José Ramón Oyarzábal

Personal information
- Full name: José Ramón Oyarzábal Uranga
- Nationality: Spanish
- Born: 7 January 1957 (age 68) Iturriotz (Oiartzun) [fr], Guipúzcoa, Spain
- Height: 190 cm (6 ft 3 in)
- Weight: 87 kg (192 lb)

Sport
- Sport: Rowing

= José Ramón Oyarzábal =

Spanish rower

José Ramón Oyarzábal Uranga (born 7 January 1957) is a Spanish rower. He competed at the 1980 Summer Olympics, 1984 Summer Olympics and the 1988 Summer Olympics.
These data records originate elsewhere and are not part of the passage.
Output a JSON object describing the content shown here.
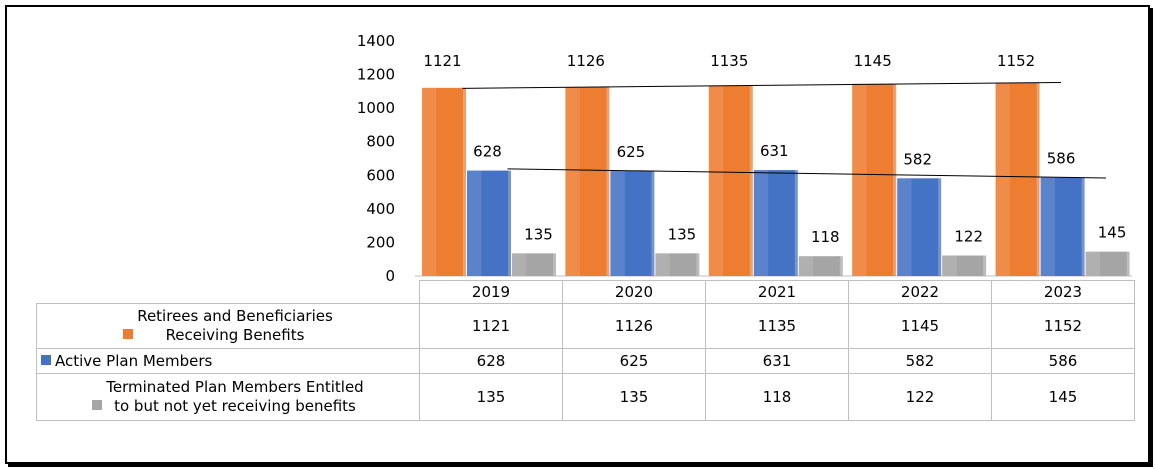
{
  "chart_data": {
    "type": "bar",
    "title": "",
    "xlabel": "",
    "ylabel": "",
    "ylim": [
      0,
      1400
    ],
    "yticks": [
      0,
      200,
      400,
      600,
      800,
      1000,
      1200,
      1400
    ],
    "ytick_labels": [
      "0",
      "200",
      "400",
      "600",
      "800",
      "1000",
      "1200",
      "1400"
    ],
    "grid": false,
    "legend": "data-table",
    "categories": [
      "2019",
      "2020",
      "2021",
      "2022",
      "2023"
    ],
    "series": [
      {
        "name": "Retirees and Beneficiaries Receiving Benefits",
        "name_line1": "Retirees and Beneficiaries",
        "name_line2": "Receiving Benefits",
        "color": "#ed7d31",
        "values": [
          1121,
          1126,
          1135,
          1145,
          1152
        ],
        "labels": [
          "1121",
          "1126",
          "1135",
          "1145",
          "1152"
        ]
      },
      {
        "name": "Active Plan Members",
        "name_line1": "Active Plan Members",
        "name_line2": "",
        "color": "#4472c4",
        "values": [
          628,
          625,
          631,
          582,
          586
        ],
        "labels": [
          "628",
          "625",
          "631",
          "582",
          "586"
        ]
      },
      {
        "name": "Terminated Plan Members Entitled to but not yet receiving benefits",
        "name_line1": "Terminated Plan Members Entitled",
        "name_line2": "to but not yet receiving benefits",
        "color": "#a5a5a5",
        "values": [
          135,
          135,
          118,
          122,
          145
        ],
        "labels": [
          "135",
          "135",
          "118",
          "122",
          "145"
        ]
      }
    ],
    "trendlines": [
      "Retirees and Beneficiaries Receiving Benefits",
      "Active Plan Members"
    ]
  }
}
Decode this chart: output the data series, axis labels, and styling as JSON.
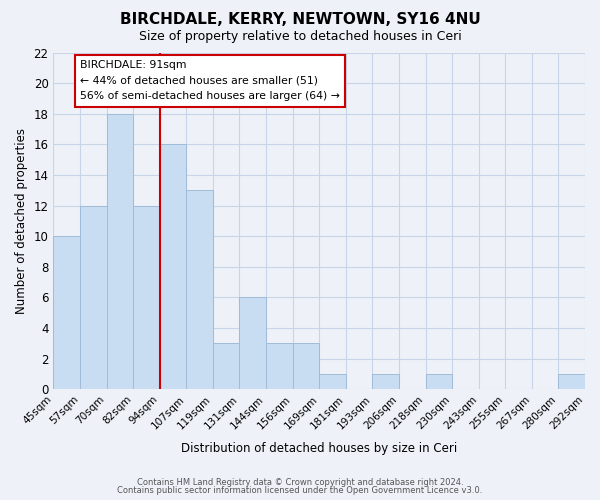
{
  "title": "BIRCHDALE, KERRY, NEWTOWN, SY16 4NU",
  "subtitle": "Size of property relative to detached houses in Ceri",
  "xlabel": "Distribution of detached houses by size in Ceri",
  "ylabel": "Number of detached properties",
  "bar_color": "#c8ddf2",
  "bar_edge_color": "#a0bcd8",
  "bins": [
    "45sqm",
    "57sqm",
    "70sqm",
    "82sqm",
    "94sqm",
    "107sqm",
    "119sqm",
    "131sqm",
    "144sqm",
    "156sqm",
    "169sqm",
    "181sqm",
    "193sqm",
    "206sqm",
    "218sqm",
    "230sqm",
    "243sqm",
    "255sqm",
    "267sqm",
    "280sqm",
    "292sqm"
  ],
  "values": [
    10,
    12,
    18,
    12,
    16,
    13,
    3,
    6,
    3,
    3,
    1,
    0,
    1,
    0,
    1,
    0,
    0,
    0,
    0,
    1
  ],
  "ylim": [
    0,
    22
  ],
  "yticks": [
    0,
    2,
    4,
    6,
    8,
    10,
    12,
    14,
    16,
    18,
    20,
    22
  ],
  "property_line_bin_index": 4,
  "property_line_color": "#cc0000",
  "annotation_title": "BIRCHDALE: 91sqm",
  "annotation_line1": "← 44% of detached houses are smaller (51)",
  "annotation_line2": "56% of semi-detached houses are larger (64) →",
  "annotation_box_facecolor": "#ffffff",
  "annotation_box_edgecolor": "#cc0000",
  "footer_line1": "Contains HM Land Registry data © Crown copyright and database right 2024.",
  "footer_line2": "Contains public sector information licensed under the Open Government Licence v3.0.",
  "grid_color": "#c8d4e8",
  "background_color": "#eef2f8"
}
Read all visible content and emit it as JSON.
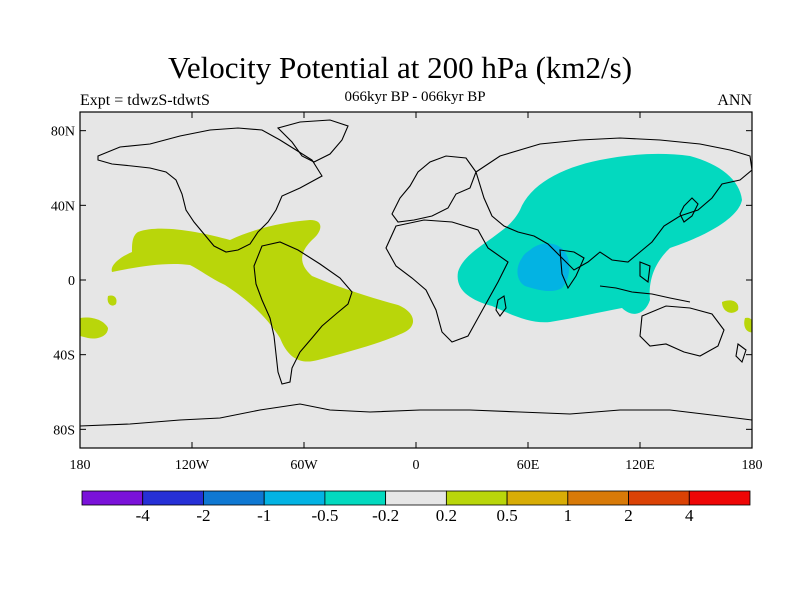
{
  "title": "Velocity Potential at 200 hPa (km2/s)",
  "subtitle": "066kyr BP - 066kyr BP",
  "left_label": "Expt = tdwzS-tdwtS",
  "right_label": "ANN",
  "map": {
    "projection": "cylindrical equidistant",
    "lon_range": [
      -180,
      180
    ],
    "lat_range": [
      -90,
      90
    ],
    "background_color": "#e6e6e6",
    "coastline_color": "#000000",
    "lat_ticks": [
      "80N",
      "40N",
      "0",
      "40S",
      "80S"
    ],
    "lon_ticks": [
      "180",
      "120W",
      "60W",
      "0",
      "60E",
      "120E",
      "180"
    ]
  },
  "colorbar": {
    "colors": [
      "#7a12d9",
      "#2630d6",
      "#0f78d2",
      "#03b3e3",
      "#03d9bf",
      "#e6e6e6",
      "#b9d60a",
      "#d8ad06",
      "#d87a08",
      "#db4205",
      "#ee0606"
    ],
    "labels": [
      "-4",
      "-2",
      "-1",
      "-0.5",
      "-0.2",
      "0.2",
      "0.5",
      "1",
      "2",
      "4"
    ]
  },
  "regions": [
    {
      "name": "positive-americas",
      "level": "0.2 to 0.5",
      "color": "#b9d60a"
    },
    {
      "name": "negative-asia-indian-ocean",
      "level": "-0.5 to -0.2",
      "color": "#03d9bf"
    },
    {
      "name": "negative-arabian-sea",
      "level": "-1 to -0.5",
      "color": "#03b3e3"
    }
  ]
}
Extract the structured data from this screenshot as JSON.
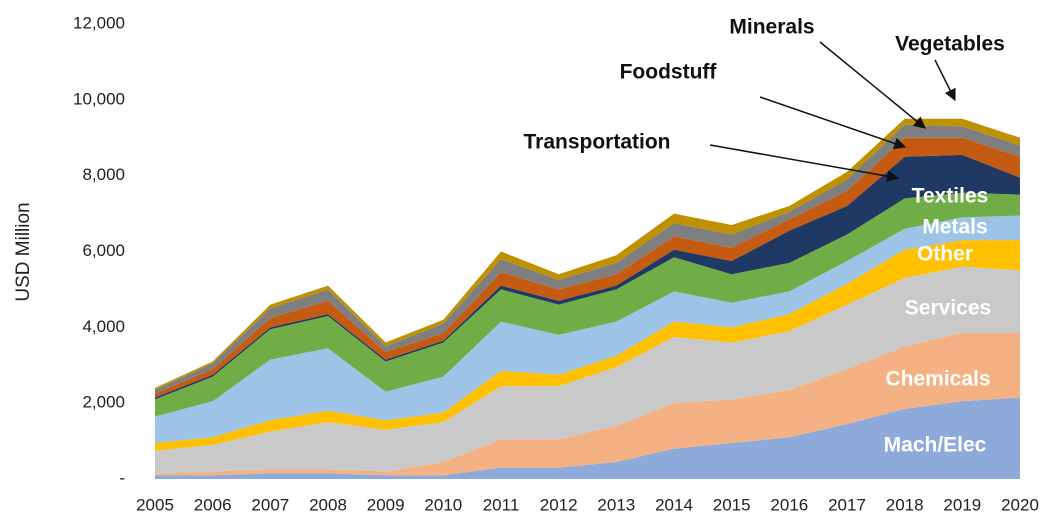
{
  "chart_data": {
    "type": "stacked_area",
    "y_label": "USD Million",
    "categories": [
      "2005",
      "2006",
      "2007",
      "2008",
      "2009",
      "2010",
      "2011",
      "2012",
      "2013",
      "2014",
      "2015",
      "2016",
      "2017",
      "2018",
      "2019",
      "2020"
    ],
    "ylim": [
      0,
      12000
    ],
    "yticks": [
      {
        "value": 0,
        "label": "-"
      },
      {
        "value": 2000,
        "label": "2,000"
      },
      {
        "value": 4000,
        "label": "4,000"
      },
      {
        "value": 6000,
        "label": "6,000"
      },
      {
        "value": 8000,
        "label": "8,000"
      },
      {
        "value": 10000,
        "label": "10,000"
      },
      {
        "value": 12000,
        "label": "12,000"
      }
    ],
    "series": [
      {
        "name": "Mach/Elec",
        "color": "#8eaadb",
        "values": [
          100,
          100,
          150,
          150,
          100,
          100,
          300,
          300,
          450,
          800,
          950,
          1100,
          1450,
          1850,
          2050,
          2150
        ]
      },
      {
        "name": "Chemicals",
        "color": "#f4b183",
        "values": [
          50,
          100,
          100,
          100,
          100,
          350,
          750,
          750,
          950,
          1200,
          1150,
          1250,
          1450,
          1650,
          1800,
          1700
        ]
      },
      {
        "name": "Services",
        "color": "#c9c9c9",
        "values": [
          600,
          700,
          1000,
          1250,
          1100,
          1050,
          1400,
          1400,
          1550,
          1750,
          1500,
          1550,
          1700,
          1800,
          1750,
          1650
        ]
      },
      {
        "name": "Other",
        "color": "#ffc000",
        "values": [
          200,
          200,
          300,
          300,
          250,
          250,
          400,
          300,
          300,
          400,
          400,
          450,
          550,
          750,
          700,
          800
        ]
      },
      {
        "name": "Metals",
        "color": "#9dc3e6",
        "values": [
          700,
          950,
          1600,
          1650,
          750,
          950,
          1300,
          1050,
          900,
          800,
          650,
          600,
          600,
          550,
          600,
          650
        ]
      },
      {
        "name": "Textiles",
        "color": "#70ad47",
        "values": [
          450,
          650,
          800,
          850,
          800,
          900,
          850,
          800,
          850,
          900,
          750,
          750,
          700,
          800,
          650,
          550
        ]
      },
      {
        "name": "Transportation",
        "color": "#203864",
        "values": [
          50,
          50,
          50,
          50,
          50,
          50,
          100,
          100,
          100,
          200,
          350,
          850,
          750,
          1100,
          1000,
          450
        ]
      },
      {
        "name": "Foodstuff",
        "color": "#c55a11",
        "values": [
          100,
          150,
          250,
          350,
          200,
          200,
          350,
          300,
          300,
          350,
          350,
          300,
          400,
          500,
          450,
          550
        ]
      },
      {
        "name": "Minerals",
        "color": "#7f7f7f",
        "values": [
          100,
          150,
          250,
          300,
          150,
          250,
          350,
          250,
          300,
          350,
          350,
          200,
          300,
          350,
          300,
          300
        ]
      },
      {
        "name": "Vegetables",
        "color": "#bf9000",
        "values": [
          50,
          50,
          100,
          100,
          100,
          100,
          200,
          150,
          200,
          250,
          250,
          150,
          200,
          150,
          200,
          200
        ]
      }
    ]
  }
}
He has also participated in several World Rowing Championships. He finished in sixth place in Munich in 1981, fourth place in 1982 in Lucerne; sixth place in 1983 in Duisburg (RFA) all of them in the two (without coxed) together with Luis Mari Lasurtegui. In 1985 he finished 11th in the four without coxed in Hazewinkel (Belgium) and in 1986 ninth in Nottingham (United Kingdom).

He was responsible for the technical improvement rowing center in Legutiano for 16 years, from its opening (1988) to 2003 (two years before its closure). Later he has collaborated in preparatory work in clubs such as the Arraun Lagunak in Donostia-San Sebastián and in Hondarribia.